俺は六十歳になるまで、実は何も考えずに野良猫かハイエナ、そうでもなければ極楽鳥かトンボみたいに、反射的・衝動的に生きて来たが、その結果 、小説家にはなりおおしたが懲役にも行ったし、嫌なことも思い出したくないほど沢山あった。
数年前、還暦を迎えた時、俺は、どうもこれまでのやり方は、嬉しいのと嫌なことのバランスが悪いと気がついたのだから、これはほとんど尊敬するライト兄弟とコロンブス並の英知と勇気なのに違いない。
それ以来これで六年半、何でもちょっと考えてから決断することにしているので、嫌なこと不快なことの起こる率は、驚異的に低下した。
今年もこのコースを進み続けると、俺は決めている。
なぜ、小学生、いやせめて中学生の時から、ほんのちょっとだけ考えなかったのか、悔やまれてならない。
中学の頃から今みたいにやっていれば、橋本龍太郎さんは今頃、俺の官房長官をしているだろうし、おすぎはウチの女中、葉月里緒菜は妾になって皆、幸せになっている。
六十で気がついたのは、ナマケモノのスピードで、遅過ぎる。 ナマケモノは時速百八十メートルなのだ。


一月二日
DVDで“シカゴ”を見る。
テレビでジャック・レモンとC・スコットの“十二人の怒れる男”を見る。
感動した。
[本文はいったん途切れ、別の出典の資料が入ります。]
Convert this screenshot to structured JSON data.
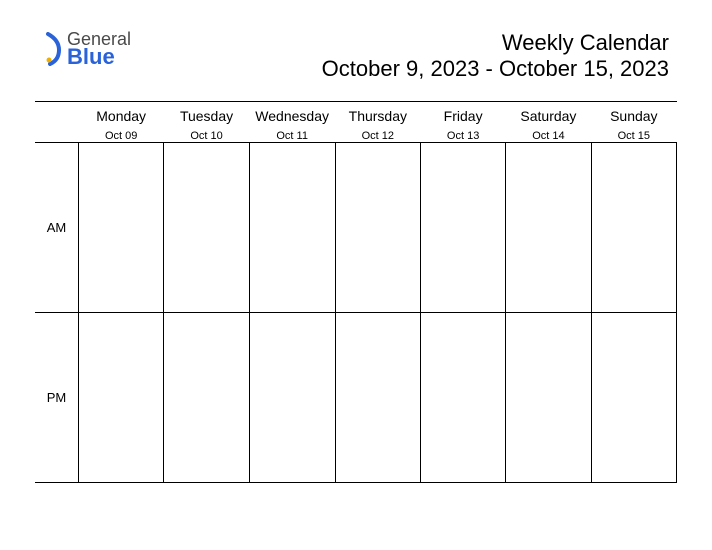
{
  "logo": {
    "line1": "General",
    "line2": "Blue"
  },
  "title": {
    "line1": "Weekly Calendar",
    "line2": "October 9, 2023 - October 15, 2023"
  },
  "days": [
    {
      "name": "Monday",
      "date": "Oct 09"
    },
    {
      "name": "Tuesday",
      "date": "Oct 10"
    },
    {
      "name": "Wednesday",
      "date": "Oct 11"
    },
    {
      "name": "Thursday",
      "date": "Oct 12"
    },
    {
      "name": "Friday",
      "date": "Oct 13"
    },
    {
      "name": "Saturday",
      "date": "Oct 14"
    },
    {
      "name": "Sunday",
      "date": "Oct 15"
    }
  ],
  "periods": {
    "am": "AM",
    "pm": "PM"
  }
}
俳優の上手さに改めてビックリする。
この二本に比べて、どれが詰まらないとか、誰が下手クソだと言いだすと五時間でも書くことになってしまう。
ケナスと酒が不味くなるし、感動すると旨くなるのを俺は知っているから、何も言わずに蒲鉾で旨い爛漫を呑む。
爛漫は慶応高校の同級生だった京野さんが社長で、暮れに毎年届けてくれる。
誰か口の減らない 酔っ払いが「灘の酒よりタダの酒」と、喚いたのを聞いたことがあるが、俺じゃない。
俺はそんな浅ましいことと丸髷は、ユッタことがない。